Some mass-produced chocolate can taste of sugar and vegetable oil, giving the chocolate all the bizarre flatness of a senator reading rap lines. Not so with these sandwiches. The milk chocolate coating is sugary sweet with a finish of light cocoa. It melts pretty fast, which isn’t good for that white shirt you pressed this morning, but quite good for consuming off the nubs of your chocolate-coated fingers.

But where that chocolate really shines is with the cookie itself. Aside from being covered in cocoa solids, these biscuits haven’t changed a bit. Walking the tightrope between crispy and crunchy with just a hint at an artificial buttery end, these planks serve as the perfect palate to showcase the semisweet chocolate insides. This thin inner core of hardened chocolate starts sweet then leaves just a hint of coffee-like bitterness behind. It is here that I realize how much this cookie thrives on contrasts. This sweet, crunchy, gooey, pleasantly bitter experience has all the sporadic eccentricities akin to listening to the playlist of a late night college radio station: one moment, you’re listening to Sinatra, the next, David Bowie, the next, Bob Marley. A whole range of personalities.

Limited Edition Pepperidge Farm Milk Chocolate Dipped Milano Cookies Closeup

And if sandwich cookies had personalities, the Milano would be the intellectual. The deep thinker. The Nietchze reader who enjoys classic cinema and vintage wine and purple silk robes. Thus I guess I shouldn’t have been surprised that I shelled out an Abraham Lincoln for the 7 cookies, but I was a little disappointed with the low cookie count.

While the milk chocolate on these is pretty good, the cookie doesn’t quite offer enough specialty or mystery for such a price. However, the box did fulfill my chocolate quota in the time it would take to get my car washed, and all chocolate has antioxidants and antioxidants are good for your ojos, right? Or wait, maybe that’s carrots.

Limited Edition Pepperidge Farm Milk Chocolate Dipped Milano Cookies The mug says it all

I have a self-imposed superstition that, if you mess with perfection, bad things will happen: your eggs will curdle, your credit card will be debunked, or a clan of vengeful lobsters will arise from the sea and attack you for no apparent reason.
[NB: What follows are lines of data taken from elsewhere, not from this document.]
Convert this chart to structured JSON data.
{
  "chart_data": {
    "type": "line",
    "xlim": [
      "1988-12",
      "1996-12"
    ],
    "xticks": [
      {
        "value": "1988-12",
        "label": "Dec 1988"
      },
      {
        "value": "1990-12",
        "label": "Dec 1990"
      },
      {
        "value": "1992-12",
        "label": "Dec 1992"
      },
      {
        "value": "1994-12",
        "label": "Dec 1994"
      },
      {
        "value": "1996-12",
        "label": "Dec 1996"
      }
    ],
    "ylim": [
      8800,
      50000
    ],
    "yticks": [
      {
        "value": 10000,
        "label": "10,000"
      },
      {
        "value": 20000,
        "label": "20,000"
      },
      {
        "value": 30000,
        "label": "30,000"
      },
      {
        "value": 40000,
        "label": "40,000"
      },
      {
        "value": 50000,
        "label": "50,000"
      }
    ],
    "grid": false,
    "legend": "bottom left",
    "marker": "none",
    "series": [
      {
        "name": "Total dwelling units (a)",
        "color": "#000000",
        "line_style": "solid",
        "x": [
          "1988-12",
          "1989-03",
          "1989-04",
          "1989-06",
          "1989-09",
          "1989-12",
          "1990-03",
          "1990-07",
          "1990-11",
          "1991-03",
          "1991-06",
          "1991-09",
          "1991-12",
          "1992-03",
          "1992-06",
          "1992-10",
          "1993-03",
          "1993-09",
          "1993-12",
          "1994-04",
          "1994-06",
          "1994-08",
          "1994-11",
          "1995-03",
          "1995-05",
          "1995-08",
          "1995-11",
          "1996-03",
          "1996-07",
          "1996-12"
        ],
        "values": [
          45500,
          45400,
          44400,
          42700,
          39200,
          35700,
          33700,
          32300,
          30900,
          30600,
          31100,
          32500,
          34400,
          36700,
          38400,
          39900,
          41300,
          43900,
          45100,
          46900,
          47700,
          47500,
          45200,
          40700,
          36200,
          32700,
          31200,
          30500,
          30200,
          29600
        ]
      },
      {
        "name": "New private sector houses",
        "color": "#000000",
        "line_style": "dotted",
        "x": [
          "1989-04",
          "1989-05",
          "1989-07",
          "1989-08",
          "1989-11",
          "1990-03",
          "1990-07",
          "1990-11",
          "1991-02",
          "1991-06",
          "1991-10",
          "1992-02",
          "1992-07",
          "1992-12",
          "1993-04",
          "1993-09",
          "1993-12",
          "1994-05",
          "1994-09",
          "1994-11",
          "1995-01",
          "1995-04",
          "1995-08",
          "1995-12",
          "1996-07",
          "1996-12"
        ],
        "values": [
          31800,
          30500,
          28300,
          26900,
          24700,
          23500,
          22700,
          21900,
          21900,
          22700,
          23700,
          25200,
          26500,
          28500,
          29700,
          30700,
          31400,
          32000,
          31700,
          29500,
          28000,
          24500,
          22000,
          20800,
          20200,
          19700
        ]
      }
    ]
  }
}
Luckily, none of these things happened when these Milano cookies were consumed and, while they were a bit overpriced, these show themselves as a solid example of a chocolate covered cookie.

(Nutrition Facts – 2 cookies – 160 calories, 80 calories from fat, 9 grams of fat, 4.5 grams of saturated fat, 0 grams of trans fat, 5 milligrams of cholesterol, 40 milligrams of sodium, 0 milligrams of potassium, 19 grams of carbohydrates, 0 grams of dietary fiber, 12 grams of sugars, and 2 grams of protein.

Item: Limited Edition Pepperidge Farm Milk Chocolate Dipped Milano Cookies
Purchased Price: $4.99
Size: 1 box/7 cookies
Purchased at: Target
Rating: 8 out of 10
Pros: Crispy-crunchy texture. Plenty of chocolate. Chocolate that actually tastes of chocolate. Chocolate is good for your ojos. No obtrusive fluted cups. Paper dragons. Jedi mind tricks.
Cons: Some may not enjoy slight artificial butteriness. Chocolate can get messy. Only seven cookies. Traumatic experiences involving Betty Crocker. Being attacked by a clan of vengeful lobsters.